The bill would amend the Natural Resources Code to allow the Railroad Commission (RRC) to establish a program to enter partnerships with producers of geothermal energy, under certain criteria, to encourage the production of geothermal energy and earn a return on investment for the state.
The bill would also create the Geothermal Investment Fund consisting of appropriations to the fund, gifts, grants, federal funds, and the interest earned on investment. The fund may only be used for capital investments and the administrative costs of the program.
This analysis assumes General Revenue would be required to establish and initially fund the program through an appropriation to the newly created General Revenue-Dedicated Geothermal Investment Fund.
Based on information provided by the RRC, the agency does not currently invest in private entities and does not have staff with professional investment experience.

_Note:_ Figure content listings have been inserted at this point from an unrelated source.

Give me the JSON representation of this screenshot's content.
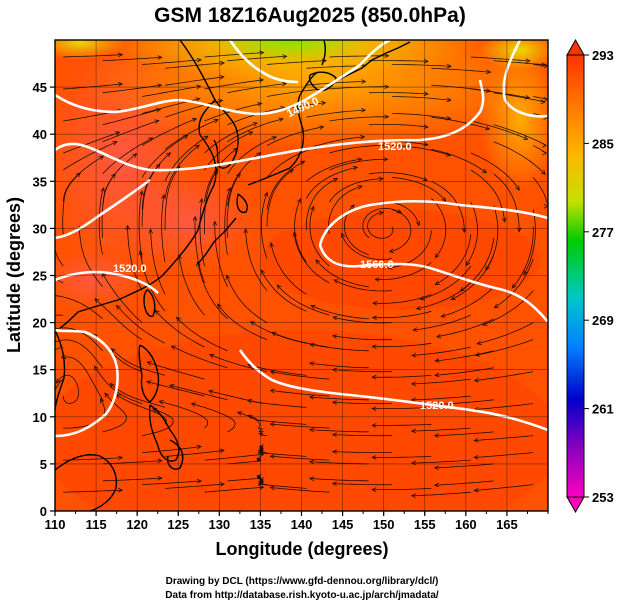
{
  "title": "GSM 18Z16Aug2025 (850.0hPa)",
  "xlabel": "Longitude (degrees)",
  "ylabel": "Latitude  (degrees)",
  "credits": [
    "Drawing by DCL (https://www.gfd-dennou.org/library/dcl/)",
    "Data from http://database.rish.kyoto-u.ac.jp/arch/jmadata/"
  ],
  "chart_data": {
    "type": "heatmap",
    "variable": "temperature (K) with streamlines and geopotential height contours",
    "xlim": [
      110,
      170
    ],
    "ylim": [
      0,
      50
    ],
    "x_ticks": [
      "110",
      "115",
      "120",
      "125",
      "130",
      "135",
      "140",
      "145",
      "150",
      "155",
      "160",
      "165"
    ],
    "y_ticks": [
      "0",
      "5",
      "10",
      "15",
      "20",
      "25",
      "30",
      "35",
      "40",
      "45"
    ],
    "colorbar": {
      "min": 253,
      "max": 293,
      "tick_labels": [
        "293",
        "285",
        "277",
        "269",
        "261",
        "253"
      ],
      "colors": [
        "#ff3300",
        "#ff7a00",
        "#ffb400",
        "#c8e000",
        "#00cc00",
        "#00c8c8",
        "#0080ff",
        "#0000cc",
        "#8000c0",
        "#ff00c0"
      ]
    },
    "contour_labels": [
      {
        "text": "1520.0",
        "lon": 125,
        "lat": 26
      },
      {
        "text": "1520.0",
        "lon": 153,
        "lat": 40.5
      },
      {
        "text": "1490.0",
        "lon": 139,
        "lat": 45.5
      },
      {
        "text": "1560.0",
        "lon": 154,
        "lat": 28.5
      },
      {
        "text": "1520.0",
        "lon": 158,
        "lat": 10.5
      }
    ]
  },
  "colors": {
    "background": "#ffffff",
    "contour": "#ffffff",
    "coastline": "#000000"
  }
}
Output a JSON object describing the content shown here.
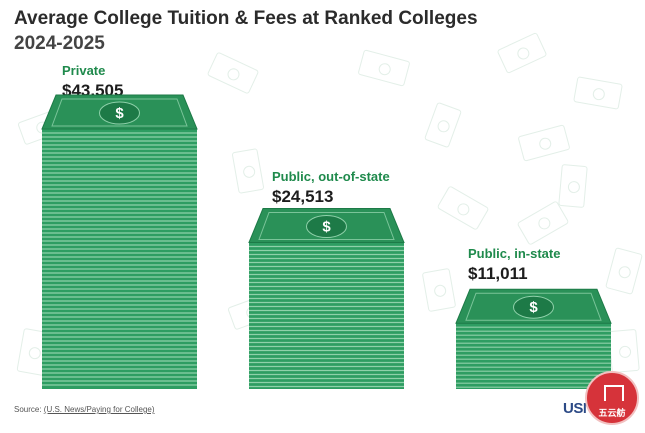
{
  "chart_data": {
    "type": "bar",
    "title": "Average College Tuition & Fees at Ranked Colleges",
    "subtitle": "2024-2025",
    "categories": [
      "Private",
      "Public, out-of-state",
      "Public, in-state"
    ],
    "values": [
      43505,
      24513,
      11011
    ],
    "value_labels": [
      "$43,505",
      "$24,513",
      "$11,011"
    ],
    "bar_style": "stacks of dollar bills",
    "colors": {
      "bill": "#2e9d62",
      "bill_top": "#2a9158",
      "bill_edge": "#1d7a47",
      "stripe": "#8fd1aa",
      "label": "#1f8a4c"
    }
  },
  "source": {
    "prefix": "Source: ",
    "link_text": "(U.S. News/Paying for College)"
  },
  "logo_text": "USN",
  "seal_text": "五云舫"
}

Therefore, this analysis assumes the agency would require 2.0 Investment Analyst positions ($186,812), 1.0 Auditor position ($83,298), 2.0 Attorney positions ($145,578), 1.0 Compliance Analyst position ($63,616), and 1.0 Portfolio Manager position ($124,323) in addition to $105,000 in Other Operating Expenses and $205,354 for benefit costs each fiscal year to implement the provisions of the bill. In addition, it is assumed that the RRC would also require a system to track investments, returns, and fair market value. The system would be developed on the Salesforce platform and would require a one-time software development cost of $268,750 in fiscal year 2022. On-going maintenance and license costs would total $27,000 each fiscal year. This analysis does not include an estimated cost for RRC to make capital investments to enter into partnerships with producers of geothermal energy and associated resources, because the amount that would be necessary and eligible under the criteria of the bill cannot be determined.

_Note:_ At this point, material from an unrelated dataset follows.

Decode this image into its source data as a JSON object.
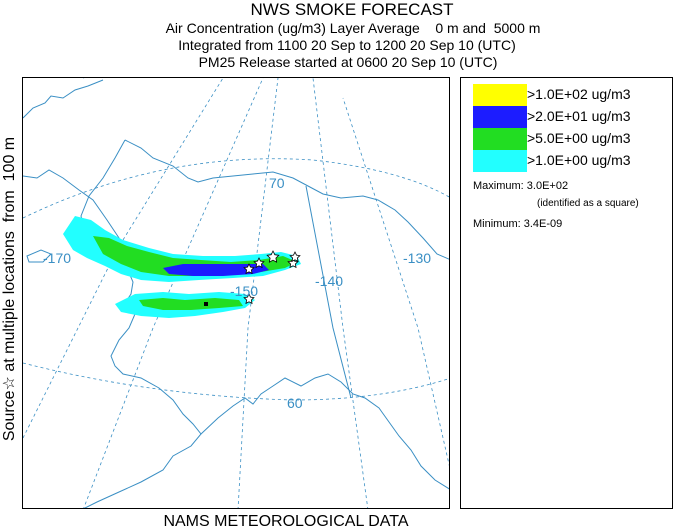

Based on information provided by the RRC, the positive return on investment cannot be determined because the number of geothermal projects that the agency could invest in and the cost of each project is unknown, but recent studies indicate that investment in geothermal projects would be recouped in five to seven years.

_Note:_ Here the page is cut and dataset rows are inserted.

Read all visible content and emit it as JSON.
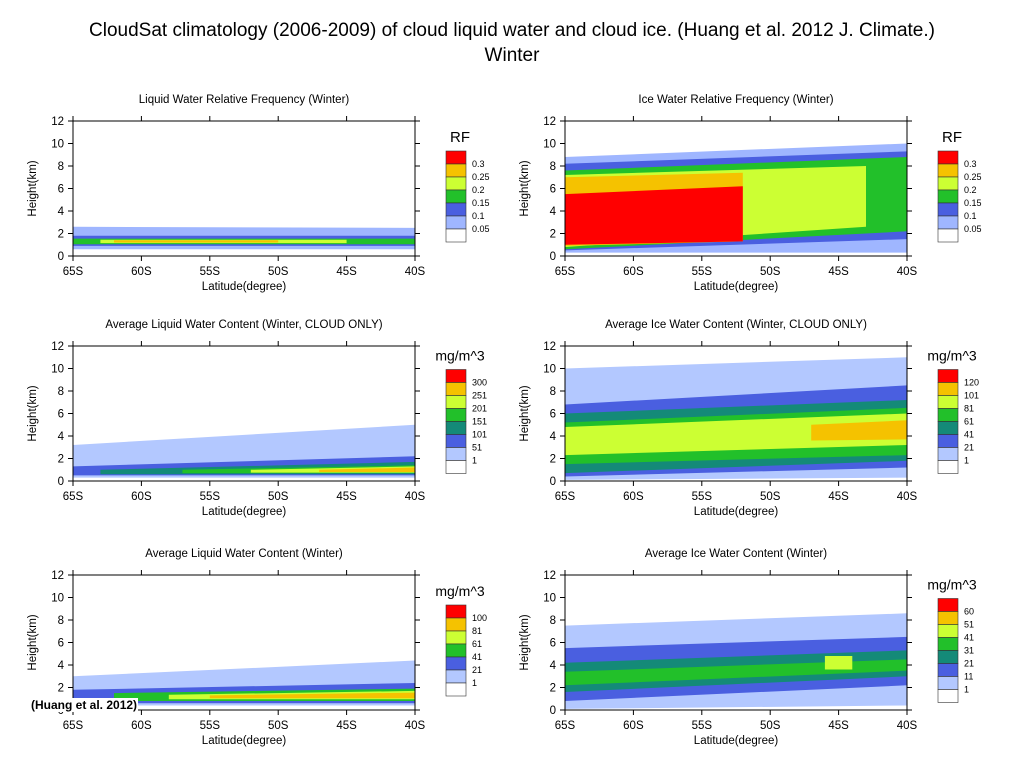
{
  "slide": {
    "title_line1": "CloudSat climatology (2006-2009) of cloud liquid water and cloud ice. (Huang et al. 2012 J. Climate.)",
    "title_line2": "Winter",
    "citation": "(Huang et al. 2012)"
  },
  "chart_data": [
    {
      "type": "heatmap",
      "title": "Liquid Water Relative Frequency (Winter)",
      "xlabel": "Latitude(degree)",
      "ylabel": "Height(km)",
      "x_ticks": [
        "65S",
        "60S",
        "55S",
        "50S",
        "45S",
        "40S"
      ],
      "x_range_deg": [
        -65,
        -40
      ],
      "y_ticks": [
        0,
        2,
        4,
        6,
        8,
        10,
        12
      ],
      "ylim": [
        0,
        12
      ],
      "colorbar": {
        "title": "RF",
        "labels": [
          "0.3",
          "0.25",
          "0.2",
          "0.15",
          "0.1",
          "0.05"
        ],
        "colors": [
          "#ff0000",
          "#f5c200",
          "#ccff33",
          "#22c02a",
          "#4a5fe0",
          "#9fb6ff",
          "#ffffff"
        ]
      },
      "layers": [
        {
          "level": 1,
          "x": [
            -65,
            -40
          ],
          "y0": [
            0.6,
            0.6
          ],
          "y1": [
            2.6,
            2.5
          ]
        },
        {
          "level": 2,
          "x": [
            -65,
            -40
          ],
          "y0": [
            0.9,
            0.9
          ],
          "y1": [
            1.8,
            1.8
          ]
        },
        {
          "level": 3,
          "x": [
            -65,
            -40
          ],
          "y0": [
            1.05,
            1.05
          ],
          "y1": [
            1.55,
            1.55
          ]
        },
        {
          "level": 4,
          "x": [
            -63,
            -45
          ],
          "y0": [
            1.15,
            1.15
          ],
          "y1": [
            1.45,
            1.45
          ]
        },
        {
          "level": 5,
          "x": [
            -62,
            -50
          ],
          "y0": [
            1.2,
            1.2
          ],
          "y1": [
            1.4,
            1.4
          ]
        }
      ]
    },
    {
      "type": "heatmap",
      "title": "Ice Water Relative Frequency (Winter)",
      "xlabel": "Latitude(degree)",
      "ylabel": "Height(km)",
      "x_ticks": [
        "65S",
        "60S",
        "55S",
        "50S",
        "45S",
        "40S"
      ],
      "x_range_deg": [
        -65,
        -40
      ],
      "y_ticks": [
        0,
        2,
        4,
        6,
        8,
        10,
        12
      ],
      "ylim": [
        0,
        12
      ],
      "colorbar": {
        "title": "RF",
        "labels": [
          "0.3",
          "0.25",
          "0.2",
          "0.15",
          "0.1",
          "0.05"
        ],
        "colors": [
          "#ff0000",
          "#f5c200",
          "#ccff33",
          "#22c02a",
          "#4a5fe0",
          "#9fb6ff",
          "#ffffff"
        ]
      },
      "layers": [
        {
          "level": 1,
          "x": [
            -65,
            -40
          ],
          "y0": [
            0.3,
            0.3
          ],
          "y1": [
            8.8,
            10.0
          ]
        },
        {
          "level": 2,
          "x": [
            -65,
            -40
          ],
          "y0": [
            0.5,
            1.5
          ],
          "y1": [
            8.2,
            9.3
          ]
        },
        {
          "level": 3,
          "x": [
            -65,
            -40
          ],
          "y0": [
            0.6,
            2.2
          ],
          "y1": [
            7.6,
            8.8
          ]
        },
        {
          "level": 4,
          "x": [
            -65,
            -43
          ],
          "y0": [
            0.8,
            2.6
          ],
          "y1": [
            7.2,
            8.0
          ]
        },
        {
          "level": 5,
          "x": [
            -65,
            -52
          ],
          "y0": [
            0.9,
            1.3
          ],
          "y1": [
            7.0,
            7.4
          ]
        },
        {
          "level": 6,
          "x": [
            -65,
            -52
          ],
          "y0": [
            1.0,
            1.3
          ],
          "y1": [
            5.5,
            6.2
          ]
        }
      ]
    },
    {
      "type": "heatmap",
      "title": "Average Liquid Water Content (Winter, CLOUD ONLY)",
      "xlabel": "Latitude(degree)",
      "ylabel": "Height(km)",
      "x_ticks": [
        "65S",
        "60S",
        "55S",
        "50S",
        "45S",
        "40S"
      ],
      "x_range_deg": [
        -65,
        -40
      ],
      "y_ticks": [
        0,
        2,
        4,
        6,
        8,
        10,
        12
      ],
      "ylim": [
        0,
        12
      ],
      "colorbar": {
        "title": "mg/m^3",
        "labels": [
          "300",
          "251",
          "201",
          "151",
          "101",
          "51",
          "1"
        ],
        "colors": [
          "#ff0000",
          "#f5c200",
          "#ccff33",
          "#22c02a",
          "#148a78",
          "#4a5fe0",
          "#b3c8ff",
          "#ffffff"
        ]
      },
      "layers": [
        {
          "level": 1,
          "x": [
            -65,
            -40
          ],
          "y0": [
            0.3,
            0.3
          ],
          "y1": [
            3.2,
            5.0
          ]
        },
        {
          "level": 2,
          "x": [
            -65,
            -40
          ],
          "y0": [
            0.5,
            0.5
          ],
          "y1": [
            1.3,
            2.2
          ]
        },
        {
          "level": 3,
          "x": [
            -63,
            -40
          ],
          "y0": [
            0.6,
            0.6
          ],
          "y1": [
            1.0,
            1.7
          ]
        },
        {
          "level": 4,
          "x": [
            -57,
            -40
          ],
          "y0": [
            0.7,
            0.7
          ],
          "y1": [
            1.0,
            1.4
          ]
        },
        {
          "level": 5,
          "x": [
            -52,
            -40
          ],
          "y0": [
            0.75,
            0.75
          ],
          "y1": [
            1.0,
            1.3
          ]
        },
        {
          "level": 6,
          "x": [
            -47,
            -40
          ],
          "y0": [
            0.8,
            0.8
          ],
          "y1": [
            1.0,
            1.2
          ]
        }
      ]
    },
    {
      "type": "heatmap",
      "title": "Average Ice Water Content (Winter, CLOUD ONLY)",
      "xlabel": "Latitude(degree)",
      "ylabel": "Height(km)",
      "x_ticks": [
        "65S",
        "60S",
        "55S",
        "50S",
        "45S",
        "40S"
      ],
      "x_range_deg": [
        -65,
        -40
      ],
      "y_ticks": [
        0,
        2,
        4,
        6,
        8,
        10,
        12
      ],
      "ylim": [
        0,
        12
      ],
      "colorbar": {
        "title": "mg/m^3",
        "labels": [
          "120",
          "101",
          "81",
          "61",
          "41",
          "21",
          "1"
        ],
        "colors": [
          "#ff0000",
          "#f5c200",
          "#ccff33",
          "#22c02a",
          "#148a78",
          "#4a5fe0",
          "#b3c8ff",
          "#ffffff"
        ]
      },
      "layers": [
        {
          "level": 1,
          "x": [
            -65,
            -40
          ],
          "y0": [
            0.1,
            0.3
          ],
          "y1": [
            10.0,
            11.0
          ]
        },
        {
          "level": 2,
          "x": [
            -65,
            -40
          ],
          "y0": [
            0.4,
            1.2
          ],
          "y1": [
            6.8,
            8.5
          ]
        },
        {
          "level": 3,
          "x": [
            -65,
            -40
          ],
          "y0": [
            0.7,
            1.8
          ],
          "y1": [
            6.0,
            7.2
          ]
        },
        {
          "level": 4,
          "x": [
            -65,
            -40
          ],
          "y0": [
            1.5,
            2.3
          ],
          "y1": [
            5.2,
            6.5
          ]
        },
        {
          "level": 5,
          "x": [
            -65,
            -40
          ],
          "y0": [
            2.3,
            3.2
          ],
          "y1": [
            4.8,
            6.0
          ]
        },
        {
          "level": 6,
          "x": [
            -47,
            -40
          ],
          "y0": [
            3.6,
            3.7
          ],
          "y1": [
            5.0,
            5.4
          ]
        }
      ]
    },
    {
      "type": "heatmap",
      "title": "Average Liquid Water Content (Winter)",
      "xlabel": "Latitude(degree)",
      "ylabel": "Height(km)",
      "x_ticks": [
        "65S",
        "60S",
        "55S",
        "50S",
        "45S",
        "40S"
      ],
      "x_range_deg": [
        -65,
        -40
      ],
      "y_ticks": [
        0,
        2,
        4,
        6,
        8,
        10,
        12
      ],
      "ylim": [
        0,
        12
      ],
      "colorbar": {
        "title": "mg/m^3",
        "labels": [
          "100",
          "81",
          "61",
          "41",
          "21",
          "1"
        ],
        "colors": [
          "#ff0000",
          "#f5c200",
          "#ccff33",
          "#22c02a",
          "#4a5fe0",
          "#b3c8ff",
          "#ffffff"
        ]
      },
      "layers": [
        {
          "level": 1,
          "x": [
            -65,
            -40
          ],
          "y0": [
            0.4,
            0.4
          ],
          "y1": [
            3.0,
            4.4
          ]
        },
        {
          "level": 2,
          "x": [
            -65,
            -40
          ],
          "y0": [
            0.6,
            0.6
          ],
          "y1": [
            1.8,
            2.4
          ]
        },
        {
          "level": 3,
          "x": [
            -62,
            -40
          ],
          "y0": [
            0.8,
            0.8
          ],
          "y1": [
            1.5,
            1.9
          ]
        },
        {
          "level": 4,
          "x": [
            -58,
            -40
          ],
          "y0": [
            0.95,
            0.95
          ],
          "y1": [
            1.35,
            1.7
          ]
        },
        {
          "level": 5,
          "x": [
            -55,
            -40
          ],
          "y0": [
            1.05,
            1.05
          ],
          "y1": [
            1.3,
            1.55
          ]
        }
      ]
    },
    {
      "type": "heatmap",
      "title": "Average Ice Water Content (Winter)",
      "xlabel": "Latitude(degree)",
      "ylabel": "Height(km)",
      "x_ticks": [
        "65S",
        "60S",
        "55S",
        "50S",
        "45S",
        "40S"
      ],
      "x_range_deg": [
        -65,
        -40
      ],
      "y_ticks": [
        0,
        2,
        4,
        6,
        8,
        10,
        12
      ],
      "ylim": [
        0,
        12
      ],
      "colorbar": {
        "title": "mg/m^3",
        "labels": [
          "60",
          "51",
          "41",
          "31",
          "21",
          "11",
          "1"
        ],
        "colors": [
          "#ff0000",
          "#f5c200",
          "#ccff33",
          "#22c02a",
          "#148a78",
          "#4a5fe0",
          "#b3c8ff",
          "#ffffff"
        ]
      },
      "layers": [
        {
          "level": 1,
          "x": [
            -65,
            -40
          ],
          "y0": [
            0.1,
            0.4
          ],
          "y1": [
            7.5,
            8.6
          ]
        },
        {
          "level": 2,
          "x": [
            -65,
            -40
          ],
          "y0": [
            0.8,
            2.2
          ],
          "y1": [
            5.5,
            6.5
          ]
        },
        {
          "level": 3,
          "x": [
            -65,
            -40
          ],
          "y0": [
            1.6,
            3.0
          ],
          "y1": [
            4.2,
            5.3
          ]
        },
        {
          "level": 4,
          "x": [
            -65,
            -40
          ],
          "y0": [
            2.2,
            3.5
          ],
          "y1": [
            3.4,
            4.5
          ]
        },
        {
          "level": 5,
          "x": [
            -46,
            -44
          ],
          "y0": [
            3.6,
            3.6
          ],
          "y1": [
            4.8,
            4.8
          ]
        }
      ]
    }
  ]
}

Based on information provided by the Comptroller of Public Accounts, the fiscal impact of the bill cannot be determined because the amount and timing of gifts, grants, donations, and return on investments are unknown.
This legislation would do one or more of the following: create or recreate a dedicated account in the General Revenue Fund, create or recreate a special or trust fund either with or outside of the Treasury, or create a dedicated revenue source. The fund, account, or revenue dedication included in this bill would be subject to funds consolidation review by the current Legislature.
The bill would take effect on September 1, 2021.
No significant fiscal implication to units of local government is anticipated.